Não tenho os conhecimentos científicos necessários para avaliar quem tem razão, mas o meu instinto diz-me que baixar a testosterona não chega para pôr um atleta masculino ao nível de uma atleta feminina. A prova é que, apesar de Laurel Hubbard ter os níveis hormonais de uma mulher, continua com o espírito competitivo habitual de um homem. Só um tipo com muita vontade de ganhar é que está disposto a arriscar perder com miúdas.

Se Hubbard ganhar, aproveitou-se de uma vantagem injusta e é uma vergonha. Se perder, não aproveitou uma vantagem injusta e é uma vergonha. Este é o tipo de situação impossível em que só um homem se coloca. Um homem normal limita-se a ver desporto feminino e a dizer: “Se eu quisesse, levantava mais que esta miúda”. Mas só um homem muito macho é que está disposto a passar pelo vexame de tentar e falhar.

Laurel pode sentir-se mulher, mas há tiques sexistas que não perdeu. Como membro do patriarcado, continua a achar que o lugar da mulher é em casa. Pelo menos o lugar de Kuinini Manumua, a mulher que perdeu para Hubbard a vaga na equipa da Nova Zelândia e que, por isso, vai ter de ver as Olimpíadas em casa.

Costuma dizer-se que o sucesso é 1% inspiração, 99% transpiração. A não ser no caso de Laurel Hubbard, em que o sucesso é 0% inspiração, 100% trans. Talvez seja altura de mudar o lema das Olimpíadas para Citius, Altius, Fazdecontius.

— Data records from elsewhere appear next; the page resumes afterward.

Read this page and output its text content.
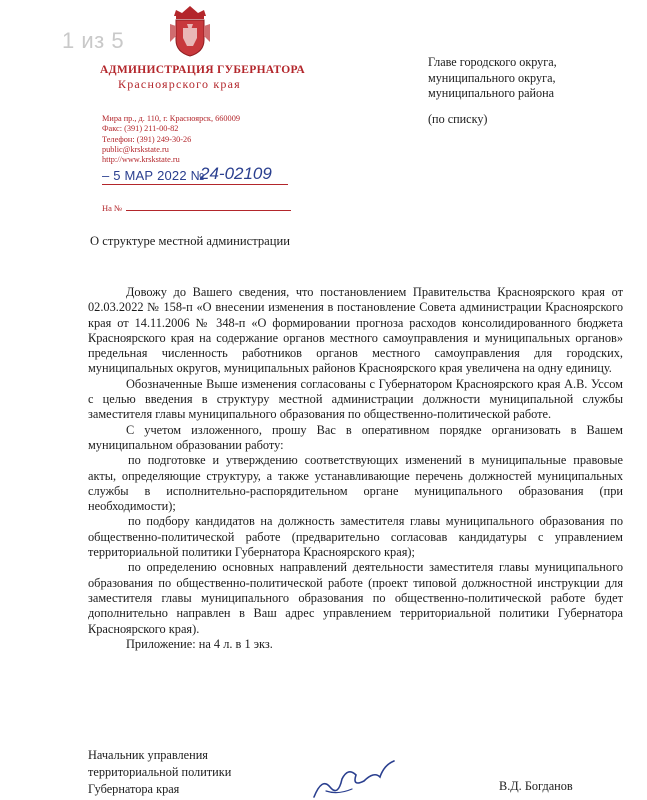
1 из 5
АДМИНИСТРАЦИЯ ГУБЕРНАТОРА
Красноярского края
Мира пр., д. 110, г. Красноярск, 660009
Факс: (391) 211-00-82
Телефон: (391) 249-30-26
public@krskstate.ru
http://www.krskstate.ru
– 5 МАР 2022 №
24-02109
На №
Главе городского округа,
муниципального округа,
муниципального района
(по списку)
О структуре местной администрации

Довожу до Вашего сведения, что постановлением Правительства Красноярского края от 02.03.2022 № 158-п «О внесении изменения в постановление Совета администрации Красноярского края от 14.11.2006 № 348-п «О формировании прогноза расходов консолидированного бюджета Красноярского края на содержание органов местного самоуправления и муниципальных органов» предельная численность работников органов местного самоуправления для городских, муниципальных округов, муниципальных районов Красноярского края увеличена на одну единицу.

Обозначенные Выше изменения согласованы с Губернатором Красноярского края А.В. Уссом с целью введения в структуру местной администрации должности муниципальной службы заместителя главы муниципального образования по общественно-политической работе.

С учетом изложенного, прошу Вас в оперативном порядке организовать в Вашем муниципальном образовании работу:

по подготовке и утверждению соответствующих изменений в муниципальные правовые акты, определяющие структуру, а также устанавливающие перечень должностей муниципальных службы в исполнительно-распорядительном органе муниципального образования (при необходимости);

по подбору кандидатов на должность заместителя главы муниципального образования по общественно-политической работе (предварительно согласовав кандидатуры с управлением территориальной политики Губернатора Красноярского края);

по определению основных направлений деятельности заместителя главы муниципального образования по общественно-политической работе (проект типовой должностной инструкции для заместителя главы муниципального образования по общественно-политической работе будет дополнительно направлен в Ваш адрес управлением территориальной политики Губернатора Красноярского края).

Приложение: на 4 л. в 1 экз.

Начальник управления
территориальной политики
Губернатора края	В.Д. Богданов
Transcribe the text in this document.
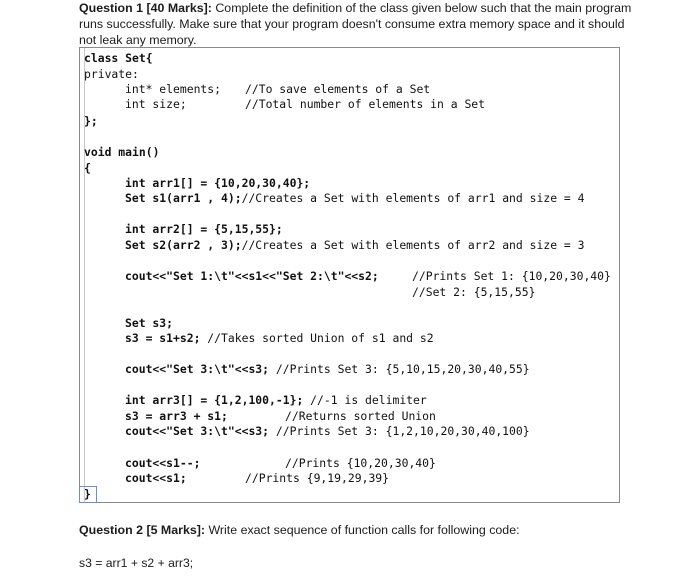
Question 1 [40 Marks]: Complete the definition of the class given below such that the main program
runs successfully. Make sure that your program doesn't consume extra memory space and it should
not leak any memory.
class Set{
private:
int* elements; //To save elements of a Set
int size;	//Total number of elements in a Set
};
void main()
{
int arr1[] = {10,20,30,40};
Set s1(arr1 , 4);//Creates a Set with elements of arr1 and size = 4
int arr2[] = {5,15,55};
Set s2(arr2 , 3);//Creates a Set with elements of arr2 and size = 3
cout<<"Set 1:\t"<<s1<<"Set 2:\t"<<s2;	//Prints Set 1: {10,20,30,40}
//Set 2: {5,15,55}
Set s3;
s3 = s1+s2; //Takes sorted Union of s1 and s2
cout<<"Set 3:\t"<<s3; //Prints Set 3: {5,10,15,20,30,40,55}
int arr3[] = {1,2,100,-1}; //-1 is delimiter
s3 = arr3 + s1;	//Returns sorted Union
cout<<"Set 3:\t"<<s3; //Prints Set 3: {1,2,10,20,30,40,100}
cout<<s1--;	//Prints {10,20,30,40}
cout<<s1;	//Prints {9,19,29,39}
}
Question 2 [5 Marks]: Write exact sequence of function calls for following code:
s3 = arr1 + s2 + arr3;
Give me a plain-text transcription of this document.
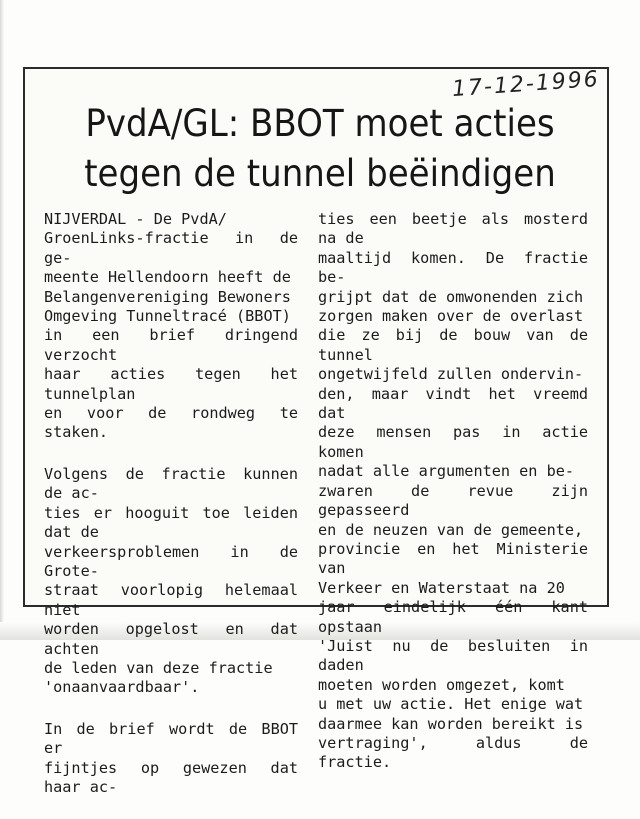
17-12-1996
PvdA/GL: BBOT moet acties
tegen de tunnel beëindigen

NIJVERDAL - De PvdA/
GroenLinks-fractie in de ge-
meente Hellendoorn heeft de
Belangenvereniging Bewoners
Omgeving Tunneltracé (BBOT)
in een brief dringend verzocht
haar acties tegen het tunnelplan
en voor de rondweg te staken.

Volgens de fractie kunnen de ac-
ties er hooguit toe leiden dat de
verkeersproblemen in de Grote-
straat voorlopig helemaal niet
worden opgelost en dat achten
de leden van deze fractie
'onaanvaardbaar'.

In de brief wordt de BBOT er
fijntjes op gewezen dat haar ac-

ties een beetje als mosterd na de
maaltijd komen. De fractie be-
grijpt dat de omwonenden zich
zorgen maken over de overlast
die ze bij de bouw van de tunnel
ongetwijfeld zullen ondervin-
den, maar vindt het vreemd dat
deze mensen pas in actie komen
nadat alle argumenten en be-
zwaren de revue zijn gepasseerd
en de neuzen van de gemeente,
provincie en het Ministerie van
Verkeer en Waterstaat na 20
jaar eindelijk één kant opstaan
'Juist nu de besluiten in daden
moeten worden omgezet, komt
u met uw actie. Het enige wat
daarmee kan worden bereikt is
vertraging', aldus de fractie.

Tenho perfeita noção que, ao defender que uma mulher transgénero não é igual a uma mulher e que é injusto que compita na categoria feminina, há quem vá dizer: “Eh, pá, este gajo é atrasado mental!” Mas isso não é verdade. Infelizmente. Sei-o porque tentei usar esse argumento para concorrer aos Jogos Paralímpicos, sem sucesso. Gostava tanto de ganhar uma medalha, que quis identificar-me como pessoa com deficiência intelectual, para ter uma vantagem sobre os outros concorrentes. Mas, para ser aceite, a incapacidade intelectual tem de se ter revelado antes dos 18 anos. Depois disso, considera-se que, por ter tido um desenvolvimento normal até à idade adulta, o atleta tem uma vantagem desleal sobre os adversários. Sim, são requisitos mais apertados do que os para entrar na competição feminina. Pelos vistos, para o Comité Olímpico, é mais fácil passar-se por mulher do que armar-se em parvo.